You may be aware that 2020 marks the 50th anniversary of the Australian Geomechanics Society (AGS). The AGS Tasmania Chapter is having a gathering to celebrate this milestone, where past and present members, and industry stakeholders, can come together.

We would be delighted if you could join us.

Date: Friday 6 November 2020
Time: 5:45 pm for 6:00pm start
Location: The Pickled Pear, University Club, University of Tasmania
Dress: Smart casual
RSVP 23rd October, 2020, to [email protected]

Highlights of this event will be:

The event will conform to social distancing requirements. A 3-course sit-down dinner will be served at your table, so you can eat, drink and socialise safely. Alcohol is available for purchase.

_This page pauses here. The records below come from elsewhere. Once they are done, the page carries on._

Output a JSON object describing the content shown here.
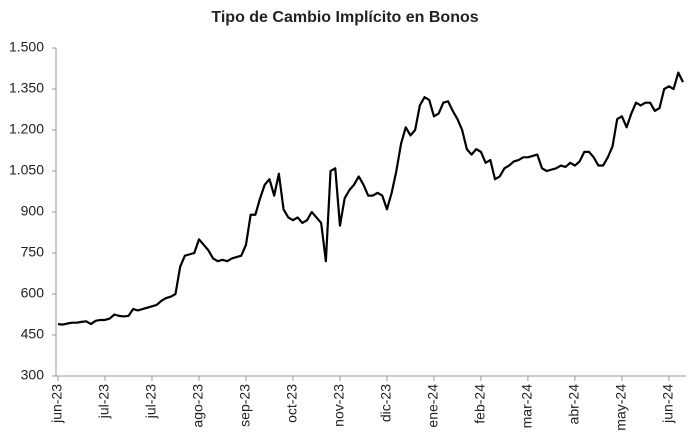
{
  "chart_data": {
    "type": "line",
    "title": "Tipo de Cambio Implícito en Bonos",
    "categories": [
      "jun-23",
      null,
      null,
      null,
      null,
      null,
      null,
      null,
      null,
      null,
      "jul-23",
      null,
      null,
      null,
      null,
      null,
      null,
      null,
      null,
      null,
      "jul-23",
      null,
      null,
      null,
      null,
      null,
      null,
      null,
      null,
      null,
      "ago-23",
      null,
      null,
      null,
      null,
      null,
      null,
      null,
      null,
      null,
      "sep-23",
      null,
      null,
      null,
      null,
      null,
      null,
      null,
      null,
      null,
      "oct-23",
      null,
      null,
      null,
      null,
      null,
      null,
      null,
      null,
      null,
      "nov-23",
      null,
      null,
      null,
      null,
      null,
      null,
      null,
      null,
      null,
      "dic-23",
      null,
      null,
      null,
      null,
      null,
      null,
      null,
      null,
      null,
      "ene-24",
      null,
      null,
      null,
      null,
      null,
      null,
      null,
      null,
      null,
      "feb-24",
      null,
      null,
      null,
      null,
      null,
      null,
      null,
      null,
      null,
      "mar-24",
      null,
      null,
      null,
      null,
      null,
      null,
      null,
      null,
      null,
      "abr-24",
      null,
      null,
      null,
      null,
      null,
      null,
      null,
      null,
      null,
      "may-24",
      null,
      null,
      null,
      null,
      null,
      null,
      null,
      null,
      null,
      "jun-24",
      null,
      null,
      null
    ],
    "values": [
      490,
      488,
      492,
      495,
      495,
      498,
      500,
      490,
      502,
      505,
      505,
      510,
      525,
      520,
      518,
      520,
      545,
      540,
      545,
      550,
      555,
      560,
      575,
      585,
      590,
      600,
      700,
      740,
      745,
      750,
      800,
      780,
      760,
      730,
      720,
      725,
      720,
      730,
      735,
      740,
      780,
      890,
      890,
      950,
      1000,
      1020,
      960,
      1040,
      910,
      880,
      870,
      880,
      860,
      870,
      900,
      880,
      860,
      720,
      1050,
      1060,
      850,
      950,
      980,
      1000,
      1030,
      1000,
      960,
      960,
      970,
      960,
      910,
      970,
      1050,
      1150,
      1210,
      1180,
      1200,
      1290,
      1320,
      1310,
      1250,
      1260,
      1300,
      1305,
      1270,
      1240,
      1200,
      1130,
      1110,
      1130,
      1120,
      1080,
      1090,
      1020,
      1030,
      1060,
      1070,
      1085,
      1090,
      1100,
      1100,
      1105,
      1110,
      1060,
      1050,
      1055,
      1060,
      1070,
      1065,
      1080,
      1070,
      1085,
      1120,
      1120,
      1100,
      1070,
      1070,
      1100,
      1140,
      1240,
      1250,
      1210,
      1260,
      1300,
      1290,
      1300,
      1300,
      1270,
      1280,
      1350,
      1360,
      1350,
      1410,
      1375
    ],
    "color": "#000000",
    "ylim": [
      300,
      1500
    ],
    "yticks": [
      300,
      450,
      600,
      750,
      900,
      {
        "value": 1050,
        "label": "1.050"
      },
      {
        "value": 1200,
        "label": "1.200"
      },
      {
        "value": 1350,
        "label": "1.350"
      },
      {
        "value": 1500,
        "label": "1.500"
      }
    ],
    "grid": false
  }
}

We welcome any members to say a few words, if you feel inclined. Please notify Rowenna if you would like to do this, by Nov 3rd 2020.

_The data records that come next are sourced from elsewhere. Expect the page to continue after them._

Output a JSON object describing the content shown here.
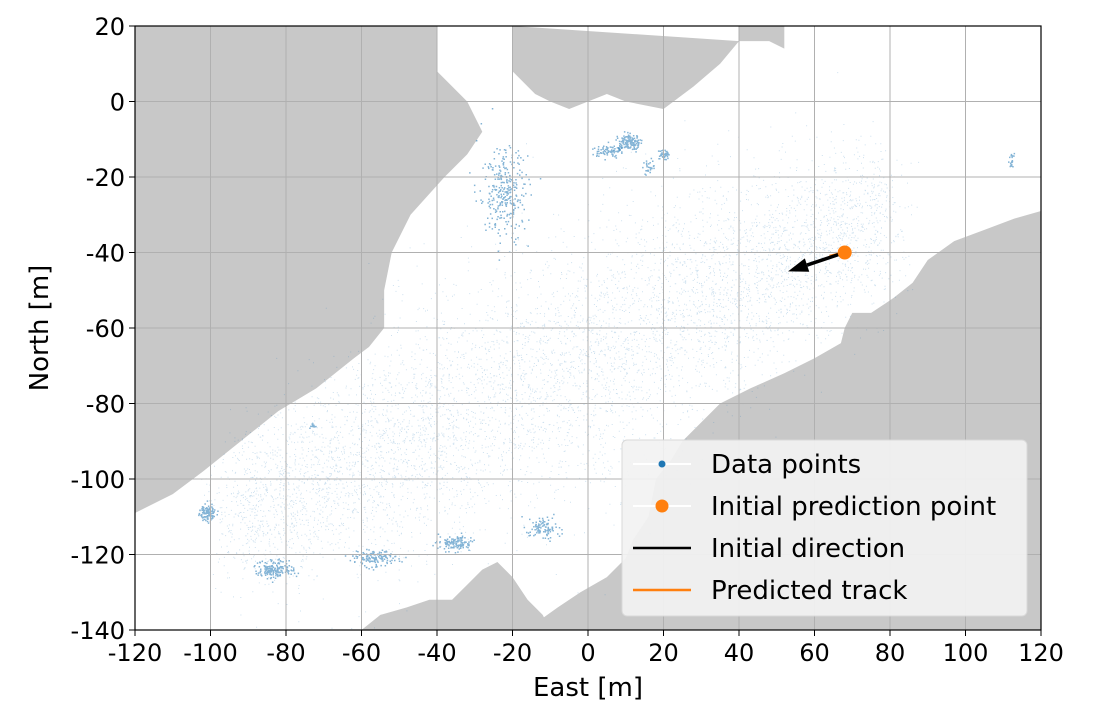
{
  "chart_data": {
    "type": "scatter",
    "xlabel": "East [m]",
    "ylabel": "North [m]",
    "xlim": [
      -120,
      120
    ],
    "ylim": [
      -140,
      20
    ],
    "xticks": [
      -120,
      -100,
      -80,
      -60,
      -40,
      -20,
      0,
      20,
      40,
      60,
      80,
      100,
      120
    ],
    "yticks": [
      20,
      0,
      -20,
      -40,
      -60,
      -80,
      -100,
      -120,
      -140
    ],
    "grid": true,
    "legend_position": "bottom-right",
    "colors": {
      "data_points": "#1f77b4",
      "initial_point": "#ff7f0e",
      "direction": "#000000",
      "predicted_track": "#ff7f0e",
      "land": "#c8c8c8"
    },
    "land_regions": [
      [
        [
          -120,
          20
        ],
        [
          -40,
          20
        ],
        [
          -40,
          8
        ],
        [
          -32,
          0
        ],
        [
          -28,
          -8
        ],
        [
          -32,
          -14
        ],
        [
          -38,
          -20
        ],
        [
          -47,
          -30
        ],
        [
          -52,
          -40
        ],
        [
          -54,
          -50
        ],
        [
          -54,
          -60
        ],
        [
          -58,
          -65
        ],
        [
          -62,
          -68
        ],
        [
          -72,
          -76
        ],
        [
          -82,
          -82
        ],
        [
          -92,
          -90
        ],
        [
          -102,
          -98
        ],
        [
          -110,
          -104
        ],
        [
          -120,
          -109
        ]
      ],
      [
        [
          -20,
          20
        ],
        [
          40,
          20
        ],
        [
          40,
          16
        ],
        [
          48,
          16
        ],
        [
          52,
          14
        ],
        [
          52,
          20
        ],
        [
          -20,
          20
        ]
      ],
      [
        [
          -20,
          20
        ],
        [
          -20,
          8
        ],
        [
          -14,
          2
        ],
        [
          -10,
          0
        ],
        [
          -5,
          -2
        ],
        [
          0,
          0
        ],
        [
          5,
          2
        ],
        [
          10,
          0
        ],
        [
          20,
          -2
        ],
        [
          28,
          4
        ],
        [
          35,
          10
        ],
        [
          40,
          16
        ],
        [
          -20,
          20
        ]
      ],
      [
        [
          120,
          -29
        ],
        [
          113,
          -31
        ],
        [
          105,
          -34
        ],
        [
          97,
          -37
        ],
        [
          90,
          -42
        ],
        [
          86,
          -48
        ],
        [
          81,
          -52
        ],
        [
          75,
          -56
        ],
        [
          70,
          -56
        ],
        [
          68,
          -60
        ],
        [
          67,
          -64
        ],
        [
          60,
          -68
        ],
        [
          52,
          -72
        ],
        [
          43,
          -76
        ],
        [
          35,
          -80
        ],
        [
          30,
          -85
        ],
        [
          25,
          -90
        ],
        [
          22,
          -95
        ],
        [
          18,
          -100
        ],
        [
          16,
          -110
        ],
        [
          12,
          -116
        ],
        [
          10,
          -121
        ],
        [
          5,
          -126
        ],
        [
          -2,
          -130
        ],
        [
          -8,
          -134
        ],
        [
          -15,
          -139
        ],
        [
          -20,
          -140
        ],
        [
          120,
          -140
        ]
      ],
      [
        [
          -60,
          -140
        ],
        [
          -55,
          -136
        ],
        [
          -48,
          -134
        ],
        [
          -42,
          -132
        ],
        [
          -36,
          -132
        ],
        [
          -32,
          -128
        ],
        [
          -28,
          -124
        ],
        [
          -24,
          -122
        ],
        [
          -20,
          -126
        ],
        [
          -16,
          -132
        ],
        [
          -12,
          -136
        ],
        [
          -10,
          -140
        ]
      ]
    ],
    "clusters": [
      {
        "cx": -22,
        "cy": -25,
        "sx": 3,
        "sy": 6,
        "n": 300
      },
      {
        "cx": 11,
        "cy": -11,
        "sx": 1.5,
        "sy": 1,
        "n": 150
      },
      {
        "cx": 5,
        "cy": -13,
        "sx": 2,
        "sy": 0.8,
        "n": 80
      },
      {
        "cx": 20,
        "cy": -14,
        "sx": 1,
        "sy": 0.6,
        "n": 40
      },
      {
        "cx": 16,
        "cy": -17,
        "sx": 0.8,
        "sy": 1.2,
        "n": 30
      },
      {
        "cx": -101,
        "cy": -109,
        "sx": 1,
        "sy": 1,
        "n": 120
      },
      {
        "cx": -83,
        "cy": -124,
        "sx": 2.5,
        "sy": 1.2,
        "n": 180
      },
      {
        "cx": -57,
        "cy": -121,
        "sx": 3,
        "sy": 1,
        "n": 150
      },
      {
        "cx": -35,
        "cy": -117,
        "sx": 2,
        "sy": 1,
        "n": 130
      },
      {
        "cx": -12,
        "cy": -113,
        "sx": 2,
        "sy": 1.5,
        "n": 100
      },
      {
        "cx": -73,
        "cy": -86,
        "sx": 0.4,
        "sy": 0.4,
        "n": 15
      },
      {
        "cx": 112,
        "cy": -16,
        "sx": 0.4,
        "sy": 1,
        "n": 20
      }
    ],
    "initial_point": {
      "x": 68,
      "y": -40
    },
    "initial_direction": {
      "x": 53,
      "y": -45
    },
    "predicted_track": [
      [
        68,
        -40
      ],
      [
        64,
        -41
      ]
    ],
    "legend": [
      {
        "label": "Data points",
        "kind": "dot"
      },
      {
        "label": "Initial prediction point",
        "kind": "circle"
      },
      {
        "label": "Initial direction",
        "kind": "black-line"
      },
      {
        "label": "Predicted track",
        "kind": "orange-line"
      }
    ]
  }
}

We look forward to seeing you on the night.

Speaker

Dr Mojtaba Mohammadnejad, UTAS PhD thesis prize winner

Dr Mojtaba Mohammadnejad holds a Bachelor and Master of mining engineering, and a PhD in geomechanics from the University of Tasmania. His main area of expertise includes the assessment of rock mass quality, stability analysis of rural and urban slopes and excavations, and rock fracturing. In his PhD study, he focused on the development, calibration, and application of a newly developed code for the simulation of the rock failure process in collaboration with CSIRO. The outcome of his PhD research was published as five articles in high impact journals, and several conference papers in the fields of rock mechanics and computational mechanics, and three of them were awarded as the best papers. Mojtaba has published over twenty peer-reviewed journal and conference articles and has served as a reviewer for several international conferences and scientific journals. Currently, he is working as an engineer at Grange Resources, Savage River Mine, and as an adjunct lecturer at the University of Tasmania.

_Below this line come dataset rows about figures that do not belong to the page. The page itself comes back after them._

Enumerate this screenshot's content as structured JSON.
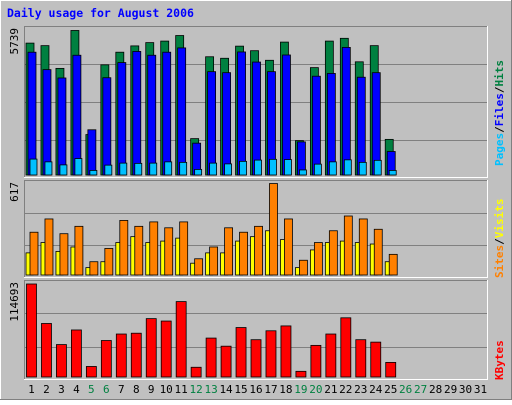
{
  "chart_data": [
    {
      "type": "bar",
      "title": "Daily usage for August 2006",
      "categories": [
        "1",
        "2",
        "3",
        "4",
        "5",
        "6",
        "7",
        "8",
        "9",
        "10",
        "11",
        "12",
        "13",
        "14",
        "15",
        "16",
        "17",
        "18",
        "19",
        "20",
        "21",
        "22",
        "23",
        "24",
        "25",
        "26",
        "27",
        "28",
        "29",
        "30",
        "31"
      ],
      "weekend_days": [
        "5",
        "6",
        "12",
        "13",
        "19",
        "20",
        "26",
        "27"
      ],
      "ymax_label": "5739",
      "ylim": [
        0,
        5739
      ],
      "grid": true,
      "series": [
        {
          "name": "Hits",
          "values": [
            5220,
            5120,
            4220,
            5720,
            1600,
            4360,
            4860,
            5110,
            5240,
            5300,
            5520,
            1440,
            4680,
            4620,
            5100,
            4920,
            4540,
            5260,
            1360,
            4250,
            5300,
            5410,
            4480,
            5120,
            1410,
            0,
            0,
            0,
            0,
            0,
            0
          ]
        },
        {
          "name": "Files",
          "values": [
            4860,
            4170,
            3840,
            4740,
            1790,
            3850,
            4450,
            4890,
            4740,
            4860,
            5030,
            1260,
            4090,
            4050,
            4870,
            4470,
            4090,
            4750,
            1310,
            3910,
            4020,
            5050,
            3870,
            4050,
            930,
            0,
            0,
            0,
            0,
            0,
            0
          ]
        },
        {
          "name": "Pages",
          "values": [
            630,
            520,
            400,
            650,
            180,
            390,
            470,
            460,
            470,
            520,
            500,
            220,
            470,
            440,
            540,
            590,
            620,
            610,
            200,
            430,
            520,
            600,
            500,
            580,
            180,
            0,
            0,
            0,
            0,
            0,
            0
          ]
        }
      ],
      "legend": [
        "Pages",
        "Files",
        "Hits"
      ]
    },
    {
      "type": "bar",
      "categories": [
        "1",
        "2",
        "3",
        "4",
        "5",
        "6",
        "7",
        "8",
        "9",
        "10",
        "11",
        "12",
        "13",
        "14",
        "15",
        "16",
        "17",
        "18",
        "19",
        "20",
        "21",
        "22",
        "23",
        "24",
        "25",
        "26",
        "27",
        "28",
        "29",
        "30",
        "31"
      ],
      "ymax_label": "617",
      "ylim": [
        0,
        617
      ],
      "grid": true,
      "series": [
        {
          "name": "Visits",
          "values": [
            150,
            220,
            160,
            190,
            50,
            90,
            220,
            260,
            220,
            230,
            250,
            80,
            150,
            150,
            230,
            260,
            300,
            240,
            50,
            170,
            220,
            230,
            220,
            210,
            90,
            0,
            0,
            0,
            0,
            0,
            0
          ]
        },
        {
          "name": "Sites",
          "values": [
            290,
            380,
            280,
            330,
            90,
            180,
            370,
            330,
            360,
            320,
            360,
            110,
            190,
            320,
            290,
            330,
            620,
            380,
            100,
            220,
            300,
            400,
            380,
            310,
            140,
            0,
            0,
            0,
            0,
            0,
            0
          ]
        }
      ],
      "legend": [
        "Sites",
        "Visits"
      ]
    },
    {
      "type": "bar",
      "categories": [
        "1",
        "2",
        "3",
        "4",
        "5",
        "6",
        "7",
        "8",
        "9",
        "10",
        "11",
        "12",
        "13",
        "14",
        "15",
        "16",
        "17",
        "18",
        "19",
        "20",
        "21",
        "22",
        "23",
        "24",
        "25",
        "26",
        "27",
        "28",
        "29",
        "30",
        "31"
      ],
      "ymax_label": "114693",
      "ylim": [
        0,
        114693
      ],
      "grid": true,
      "series": [
        {
          "name": "KBytes",
          "values": [
            114693,
            66000,
            40000,
            58000,
            13000,
            45000,
            53000,
            54000,
            72000,
            69000,
            93000,
            12000,
            48000,
            38000,
            61000,
            46000,
            57000,
            63000,
            7000,
            39000,
            53000,
            73000,
            46000,
            43000,
            18000,
            0,
            0,
            0,
            0,
            0,
            0
          ]
        }
      ],
      "legend": [
        "KBytes"
      ]
    }
  ],
  "colors": {
    "background": "#c0c0c0",
    "title": "#0000ff",
    "hits": "#008040",
    "files": "#0000ff",
    "pages": "#00c0ff",
    "visits": "#ffff00",
    "sites": "#ff8000",
    "kbytes": "#ff0000",
    "weekend_label": "#008040",
    "weekday_label": "#000000",
    "legend_separator": "#000000"
  }
}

Abstract – Advanced FDEM modelling of rock fracture process and applications in rock cutting

The hybrid Finite‐Discrete Element Method (FDEM) is a widely used numerical technique in engineering applications involving material fracture, which, however, is computationally expensive and needs further development, especially when rock fracture progressive process is modelled. In a research project at the University of Tasmania, a parallelised FDEM with the use of a general‐purpose graphics processing unit (GPGPU) using compute unified device architecture (CUDA) C/C++ was introduced. A number of new features such as the local damping, contact damping, contact friction, adaptive contact detection activation and mass scaling were implemented in the FDEM code. Furthermore, a number of simulations with both quasi‐static and dynamic loading conditions were conducted using the GPGPU‐parallelised FDEM. For the calibration and verification porpuses, the obtained results were then compared qualitatively and/or quantitatively against the published theoretical results and/or physical experiment. Finally, a series of rock scratch tests with various cutting velocities and cutting depths were modelled using the GPGPU‐parallelised FDEM. Compared with recent numerical studies on rock cutting process, this study successfully modelled the change in average cutting force within the ductile-brittle transition area similar to reported trends from experimental observations.